After the order was issued, I taped it to my office door and highlighted the portion that said, “the detention facilities at Guantanamo for individuals covered by this order shall be closed as soon as practicable, and no later than one year from the date of this order.” I truly believed the U.S. had closed the door on abusive detention and interrogation forever.
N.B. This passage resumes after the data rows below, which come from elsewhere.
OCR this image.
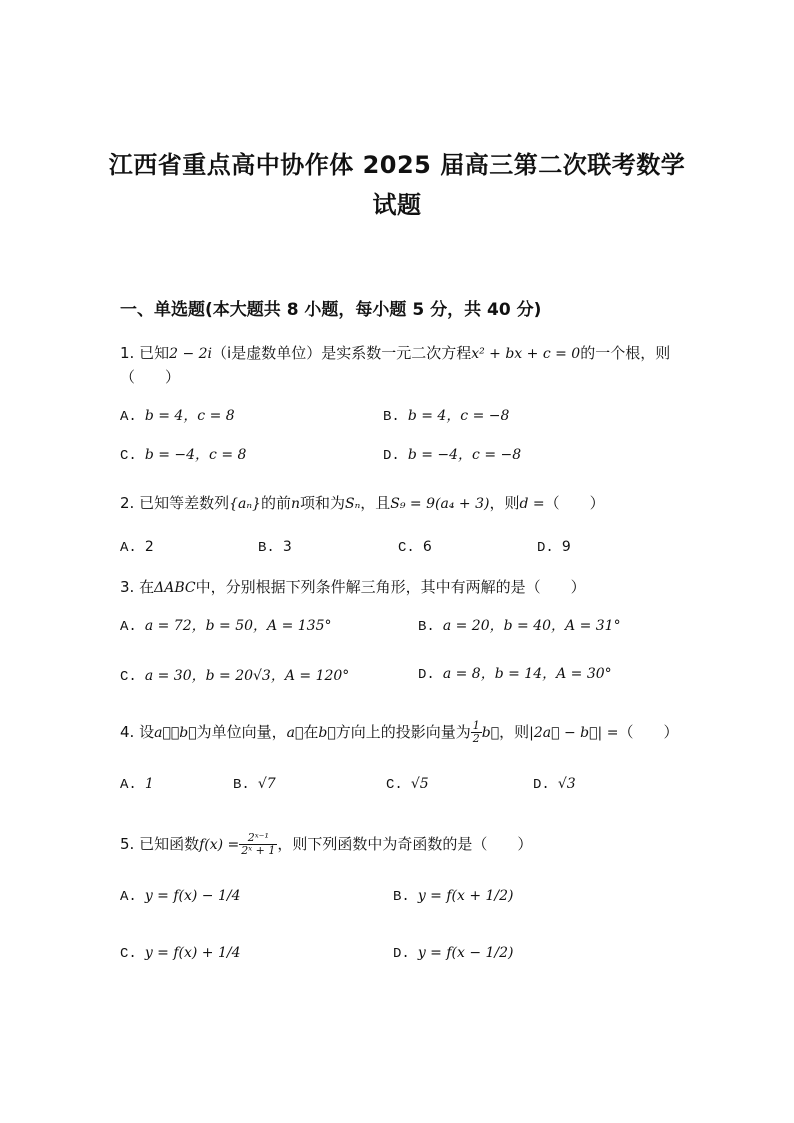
江西省重点高中协作体 2025 届高三第二次联考数学
试题
一、单选题(本大题共 8 小题，每小题 5 分，共 40 分)
1. 已知2 − 2i（i是虚数单位）是实系数一元二次方程x² + bx + c = 0的一个根，则
（　　）
A. b = 4，c = 8	B. b = 4，c = −8
C. b = −4，c = 8	D. b = −4，c = −8
2. 已知等差数列{aₙ}的前n项和为Sₙ，且S₉ = 9(a₄ + 3)，则d =（　　）
A. 2	B. 3	C. 6	D. 9
3. 在ΔABC中，分别根据下列条件解三角形，其中有两解的是（　　）
A. a = 72，b = 50，A = 135°	B. a = 20，b = 40，A = 31°
C. a = 30，b = 20√3，A = 120°	D. a = 8，b = 14，A = 30°
4. 设a⃗，b⃗为单位向量，a⃗在b⃗方向上的投影向量为 $\frac{1}{2}$ b⃗，则|2a⃗ − b⃗| =（　　）
A. 1	B. √7	C. √5	D. √3
5. 已知函数$f(x) = \frac{\text{2ˣ⁻¹}}{\text{2ˣ + 1}}$ ，则下列函数中为奇函数的是（　　）
A. y = f(x) − 1/4	B. y = f(x + 1/2)
C. y = f(x) + 1/4	D. y = f(x − 1/2)
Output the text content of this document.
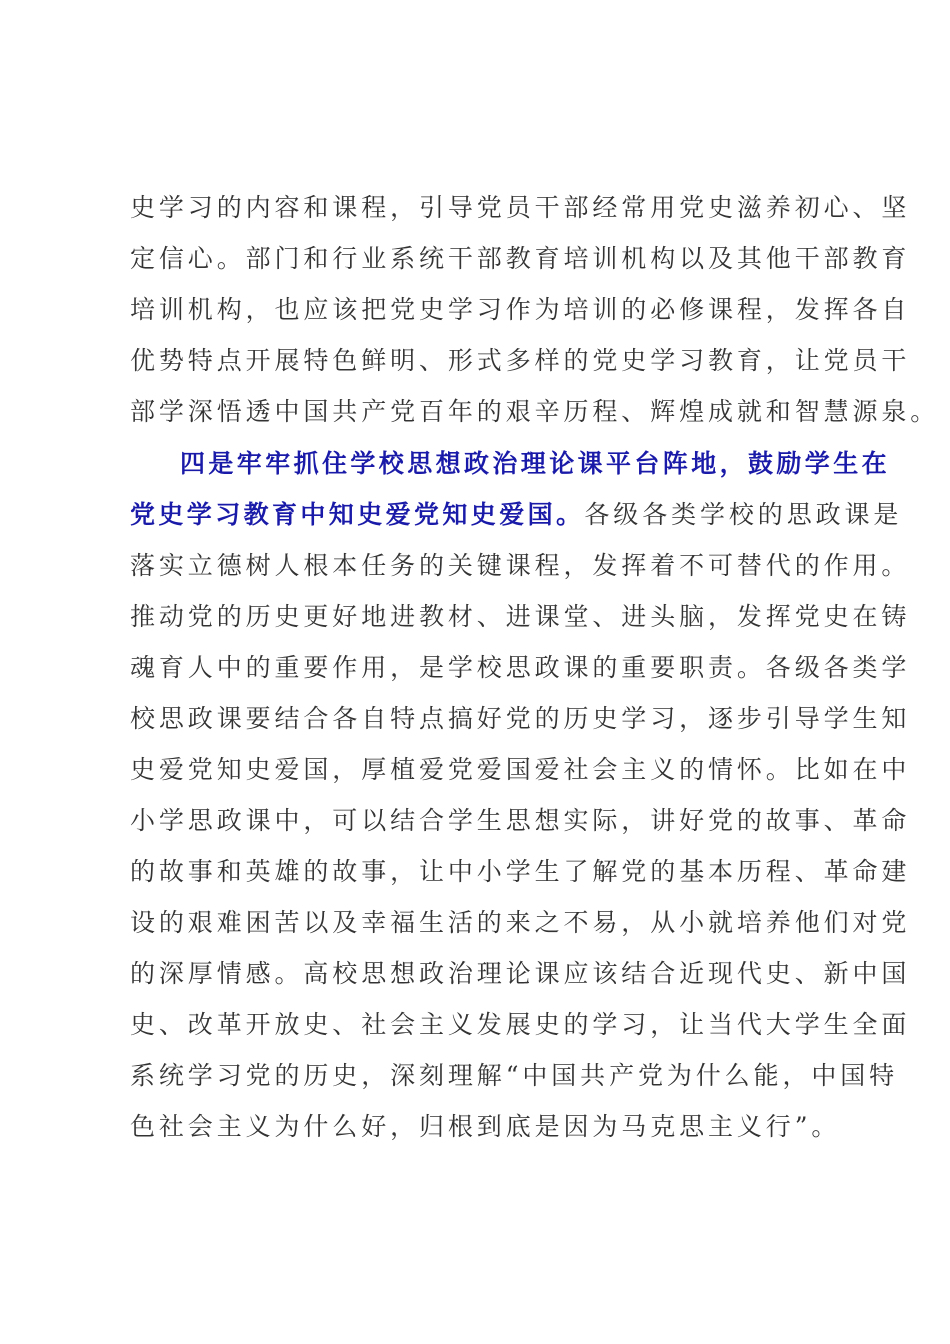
史学习的内容和课程，引导党员干部经常用党史滋养初心、坚
定信心。部门和行业系统干部教育培训机构以及其他干部教育
培训机构，也应该把党史学习作为培训的必修课程，发挥各自
优势特点开展特色鲜明、形式多样的党史学习教育，让党员干
部学深悟透中国共产党百年的艰辛历程、辉煌成就和智慧源泉。
四是牢牢抓住学校思想政治理论课平台阵地，鼓励学生在
党史学习教育中知史爱党知史爱国。各级各类学校的思政课是
落实立德树人根本任务的关键课程，发挥着不可替代的作用。
推动党的历史更好地进教材、进课堂、进头脑，发挥党史在铸
魂育人中的重要作用，是学校思政课的重要职责。各级各类学
校思政课要结合各自特点搞好党的历史学习，逐步引导学生知
史爱党知史爱国，厚植爱党爱国爱社会主义的情怀。比如在中
小学思政课中，可以结合学生思想实际，讲好党的故事、革命
的故事和英雄的故事，让中小学生了解党的基本历程、革命建
设的艰难困苦以及幸福生活的来之不易，从小就培养他们对党
的深厚情感。高校思想政治理论课应该结合近现代史、新中国
史、改革开放史、社会主义发展史的学习，让当代大学生全面
系统学习党的历史，深刻理解“中国共产党为什么能，中国特
色社会主义为什么好，归根到底是因为马克思主义行”。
This week, following mixed reports that information obtained from detainees held in those secret prisons may have been used in the years-long process to locate Osama bin Laden, torture apologists have seized on this information to call for the reopening of the CIA prisons and reauthorization of "enhanced interrogation techniques"–a euphemism for torture and other ill-treatment. Their primary argument has been simply that torture works.

Whether torture can produce some truthful information has never been the right question. It can. But even if the victim of torture does provide some accurate information, there is no way to sift the truth from lies produced as the detainee merely tries to get interrogators to stop. There’s no way to know which lead is worth pursuing–risking human life and limited resources – and which should be disregarded. And by resorting to torture, experienced interrogators report, less truthful information can be produced than if traditional, lawful techniques were used. Results also come more slowly because detainees buckle down and resist. Former FBI interrogator Ali Soufan, who interrogated Abu Zubaydah among others, testified before Congress that the so-called enhanced interrogation techniques “are ineffective, slow, and unreliable, and as a result harmful to our efforts to defeat al Qaeda.”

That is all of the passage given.